İLERİ SÜRÜLEN İSTİNAF SEBEPLERİ: Davacı vekili, mahkeme kabulünün aksine davaya konu “…” ibareli marka ile müvekkili şirkete ait “…/…” ibareli seri markalar arasında 6769 sayılı SMK’nın 6/1 maddesi anlamında benzerlik olduğunu, zira müvekkiline ait markalarda yer alan ikincil unsurların, tanımlayıcı nitelik taşıdıklarını ve markaların esas unsurunun “…/…” ibaresinden oluştuğunu, aynı şekilde başvuru markasında da esas unsurunun müvekkili şirket markalarında olduğu gibi … ibaresi olduğunu, dava konusu markanın müvekkiline ait seri markalardan biri olarak algılacağını, müvekkili şirkete ait “…/…” ibareli markaların yoğun kullanım ve tanıtım neticesinde ayırt edicilik kazandığını ve tüketici nezdinde tanınmış olduğunu, 6769 sayılı SMK’nın 6/5 maddesindeki koşulların oluştuğunu, tanınmış markalarda, markanın benzerini seçen ya da kullanan kişinin, bu kullanımı ya da seçimi haklı kılacak bir gerekçeyi ortaya koymasının gerektiğini, somut olayda dava konusu ibarelerin seçilmesinin haklı bir nedeni olmadığını, müvekkiline ait markanın bilinirliğinden yararlanmak amacı ile bu ibarenin tescil edilmek istendiğini ve kötü niyetli bulunduğunu ileri sürerek, ilk derece mahkemesi kararının kaldırılmasını ve davanın kabulüne karar verilmesini istemiştir.

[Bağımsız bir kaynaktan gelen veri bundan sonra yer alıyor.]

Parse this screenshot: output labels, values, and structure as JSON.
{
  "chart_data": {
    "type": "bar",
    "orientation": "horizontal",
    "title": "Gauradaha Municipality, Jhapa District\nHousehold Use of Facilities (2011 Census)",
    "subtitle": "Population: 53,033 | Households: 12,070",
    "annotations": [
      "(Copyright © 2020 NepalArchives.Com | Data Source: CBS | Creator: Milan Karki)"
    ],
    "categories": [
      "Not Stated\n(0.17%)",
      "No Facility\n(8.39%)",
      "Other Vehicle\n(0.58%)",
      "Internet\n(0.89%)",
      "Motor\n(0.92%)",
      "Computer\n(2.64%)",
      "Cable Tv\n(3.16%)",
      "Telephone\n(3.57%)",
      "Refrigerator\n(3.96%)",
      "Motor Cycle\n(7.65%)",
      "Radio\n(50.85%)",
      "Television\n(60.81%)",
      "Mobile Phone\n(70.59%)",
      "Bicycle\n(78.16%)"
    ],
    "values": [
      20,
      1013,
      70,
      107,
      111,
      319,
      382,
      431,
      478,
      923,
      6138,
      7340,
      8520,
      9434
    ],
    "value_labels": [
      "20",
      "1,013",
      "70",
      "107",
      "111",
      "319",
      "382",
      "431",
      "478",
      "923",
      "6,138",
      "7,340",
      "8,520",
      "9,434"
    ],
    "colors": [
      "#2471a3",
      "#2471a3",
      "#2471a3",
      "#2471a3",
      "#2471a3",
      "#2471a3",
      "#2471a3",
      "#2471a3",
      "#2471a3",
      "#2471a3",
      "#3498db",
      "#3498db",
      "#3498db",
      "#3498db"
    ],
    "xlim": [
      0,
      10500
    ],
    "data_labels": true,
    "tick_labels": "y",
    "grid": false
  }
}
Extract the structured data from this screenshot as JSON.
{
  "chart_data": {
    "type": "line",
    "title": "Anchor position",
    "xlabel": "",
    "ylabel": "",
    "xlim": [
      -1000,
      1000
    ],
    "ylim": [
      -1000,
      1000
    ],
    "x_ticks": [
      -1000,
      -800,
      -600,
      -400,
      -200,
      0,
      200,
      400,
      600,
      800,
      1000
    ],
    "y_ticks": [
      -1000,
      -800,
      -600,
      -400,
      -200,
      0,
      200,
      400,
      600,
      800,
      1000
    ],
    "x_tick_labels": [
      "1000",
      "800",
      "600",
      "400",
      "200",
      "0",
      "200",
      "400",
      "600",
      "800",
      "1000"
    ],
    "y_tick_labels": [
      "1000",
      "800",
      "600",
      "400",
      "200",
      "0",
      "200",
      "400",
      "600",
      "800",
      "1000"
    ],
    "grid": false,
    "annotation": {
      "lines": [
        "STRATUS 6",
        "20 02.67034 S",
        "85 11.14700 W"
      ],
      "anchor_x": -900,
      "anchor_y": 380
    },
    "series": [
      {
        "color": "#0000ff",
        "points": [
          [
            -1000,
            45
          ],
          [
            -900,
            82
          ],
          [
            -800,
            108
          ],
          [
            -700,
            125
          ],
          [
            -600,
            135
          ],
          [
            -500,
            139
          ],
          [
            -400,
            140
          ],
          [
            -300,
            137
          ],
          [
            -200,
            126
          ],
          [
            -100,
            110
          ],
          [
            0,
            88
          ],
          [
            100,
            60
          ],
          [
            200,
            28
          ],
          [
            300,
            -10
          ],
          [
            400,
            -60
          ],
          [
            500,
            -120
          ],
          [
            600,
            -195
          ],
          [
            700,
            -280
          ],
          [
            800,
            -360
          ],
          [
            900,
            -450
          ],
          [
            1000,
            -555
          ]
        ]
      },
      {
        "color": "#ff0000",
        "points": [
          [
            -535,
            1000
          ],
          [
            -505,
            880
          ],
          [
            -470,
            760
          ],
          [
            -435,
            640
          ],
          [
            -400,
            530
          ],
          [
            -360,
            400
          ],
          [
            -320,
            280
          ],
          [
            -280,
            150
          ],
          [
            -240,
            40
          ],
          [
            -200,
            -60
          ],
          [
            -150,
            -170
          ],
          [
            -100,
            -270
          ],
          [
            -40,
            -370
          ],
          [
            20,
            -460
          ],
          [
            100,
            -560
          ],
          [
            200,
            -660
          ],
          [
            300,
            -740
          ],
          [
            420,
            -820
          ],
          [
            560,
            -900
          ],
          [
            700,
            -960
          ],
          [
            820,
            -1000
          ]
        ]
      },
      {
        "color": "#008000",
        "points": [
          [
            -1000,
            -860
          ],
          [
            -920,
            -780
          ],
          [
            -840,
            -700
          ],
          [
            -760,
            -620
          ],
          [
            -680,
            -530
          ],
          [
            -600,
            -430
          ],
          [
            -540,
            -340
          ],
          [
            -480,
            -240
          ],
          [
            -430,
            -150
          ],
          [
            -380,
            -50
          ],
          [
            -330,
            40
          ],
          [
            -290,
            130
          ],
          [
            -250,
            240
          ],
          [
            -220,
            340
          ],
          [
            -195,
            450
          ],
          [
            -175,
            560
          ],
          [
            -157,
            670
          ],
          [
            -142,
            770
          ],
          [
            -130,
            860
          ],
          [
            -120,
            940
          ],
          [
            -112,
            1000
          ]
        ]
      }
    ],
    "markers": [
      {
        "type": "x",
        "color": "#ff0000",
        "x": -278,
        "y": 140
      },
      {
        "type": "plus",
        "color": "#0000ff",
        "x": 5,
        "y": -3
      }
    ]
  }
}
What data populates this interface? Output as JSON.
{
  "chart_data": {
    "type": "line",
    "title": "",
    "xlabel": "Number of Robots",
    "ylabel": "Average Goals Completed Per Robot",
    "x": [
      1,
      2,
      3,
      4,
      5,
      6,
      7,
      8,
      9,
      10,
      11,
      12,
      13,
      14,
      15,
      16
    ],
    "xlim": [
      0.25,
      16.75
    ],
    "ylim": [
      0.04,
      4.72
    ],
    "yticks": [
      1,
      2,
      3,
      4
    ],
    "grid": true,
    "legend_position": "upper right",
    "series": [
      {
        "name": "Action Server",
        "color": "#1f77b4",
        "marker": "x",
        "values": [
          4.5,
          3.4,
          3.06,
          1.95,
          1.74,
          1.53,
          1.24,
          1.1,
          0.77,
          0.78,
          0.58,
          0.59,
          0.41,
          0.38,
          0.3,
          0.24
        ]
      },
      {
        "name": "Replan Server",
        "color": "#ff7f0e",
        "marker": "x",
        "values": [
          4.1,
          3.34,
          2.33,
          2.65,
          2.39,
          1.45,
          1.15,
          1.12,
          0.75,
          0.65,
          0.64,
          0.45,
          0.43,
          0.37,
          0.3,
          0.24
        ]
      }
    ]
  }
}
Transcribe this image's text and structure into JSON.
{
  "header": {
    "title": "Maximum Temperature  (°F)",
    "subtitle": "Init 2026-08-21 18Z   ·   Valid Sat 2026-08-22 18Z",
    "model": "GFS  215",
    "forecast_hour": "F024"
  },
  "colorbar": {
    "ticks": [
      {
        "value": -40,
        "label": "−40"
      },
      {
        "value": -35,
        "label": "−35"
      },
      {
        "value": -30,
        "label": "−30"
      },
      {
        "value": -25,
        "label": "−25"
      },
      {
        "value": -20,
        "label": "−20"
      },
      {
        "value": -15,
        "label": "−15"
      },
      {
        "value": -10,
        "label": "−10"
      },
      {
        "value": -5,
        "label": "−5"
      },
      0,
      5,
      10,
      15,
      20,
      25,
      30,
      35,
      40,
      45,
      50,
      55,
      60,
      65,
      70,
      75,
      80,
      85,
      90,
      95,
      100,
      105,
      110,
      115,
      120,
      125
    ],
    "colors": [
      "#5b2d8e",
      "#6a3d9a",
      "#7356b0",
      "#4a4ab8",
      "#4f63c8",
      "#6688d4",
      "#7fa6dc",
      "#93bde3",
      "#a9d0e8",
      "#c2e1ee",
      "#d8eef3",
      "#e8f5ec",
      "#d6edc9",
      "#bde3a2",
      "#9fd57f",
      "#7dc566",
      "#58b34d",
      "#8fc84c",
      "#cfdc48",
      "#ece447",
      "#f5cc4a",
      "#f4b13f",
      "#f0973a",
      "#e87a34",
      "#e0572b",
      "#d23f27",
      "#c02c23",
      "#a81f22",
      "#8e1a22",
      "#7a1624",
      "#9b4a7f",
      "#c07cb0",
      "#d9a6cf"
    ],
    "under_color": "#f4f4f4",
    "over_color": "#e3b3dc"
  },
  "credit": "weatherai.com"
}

GEREKÇE : Dava, dava YİDK kararının iptali ve marka hükümsüzlüğü istemlerine ilişkindir.
İnceleme, 6100 sayılı HMK’nın 355. madde hükmü uyarınca istinaf dilekçesinde belirtilen sebeplerle sınırlı olarak ve kamu düzenine aykırı hususların olup olmadığı gözetilerek yapılmıştır.
Dosya kapsamı, mevcut delil durumu ve ileri sürülen istinaf sebepleri dikkate alındığında mahkemenin vakıa ve hukuki değerlendirmesinde usul ve esas yönünden yasaya aykırılık bulunmadığı, “…+şekil” ibareli başvuru ile davacının itirazına mesnet “…/…” asıl unsurlu marka işaretleri arasında 6769 sayılı SMK’nın 6/1 maddesi anlamında ortalama alıcılar nezdinde görsel, işitsel ve anlamsal olarak bıraktıkları genel izlenim itibariyle ilişkilendirilme ihtimalini de içerecek şekilde iltibas tehlikesinin olmadığı, zira “…” ve “…” ibarelerinin Türkçe’de büyük, geniş anlamlarına geldiğinden ayırt ediciliklerinin oldukça düşük bulunduğu, her ne kadar tescilli olduğu sürece markanın korunması esas ise de bu ibareyi içeren markaların koruma kapsamlarının dar değerlendirilmesi gerektiği, diğer bir deyişle, anılan ibarenin ortak olarak yer aldığı markalarda yapılacak küçük değişikliklerin dahi iltibas tehlikesini ortadan kaldıracağının kabulü gerektiği, bu hususun Yargıtay 11. Hukuk Dairesi’nin 2014/14005 Esas, 2015/59 Karar sayılı ilamında da kabul edildiği, buna göre dava konusu başvurunun, davacının itirazına mesnet markalarından yeterince farklılaştığı, taraf marka işaretleri benzer olmadığından, davacının itirazına mesnet markalarının tanınmış olup olmadığının tartışılmasının sonuca etkili bulunmadığı, dava konusu marka başvurusunun kötü niyetli olarak yapıldığının ispatlanamadığı anlaşılmakla, davacı vekilinin istinaf başvurusunun esas yönünden reddine dair hüküm kurmak gerekmiştir.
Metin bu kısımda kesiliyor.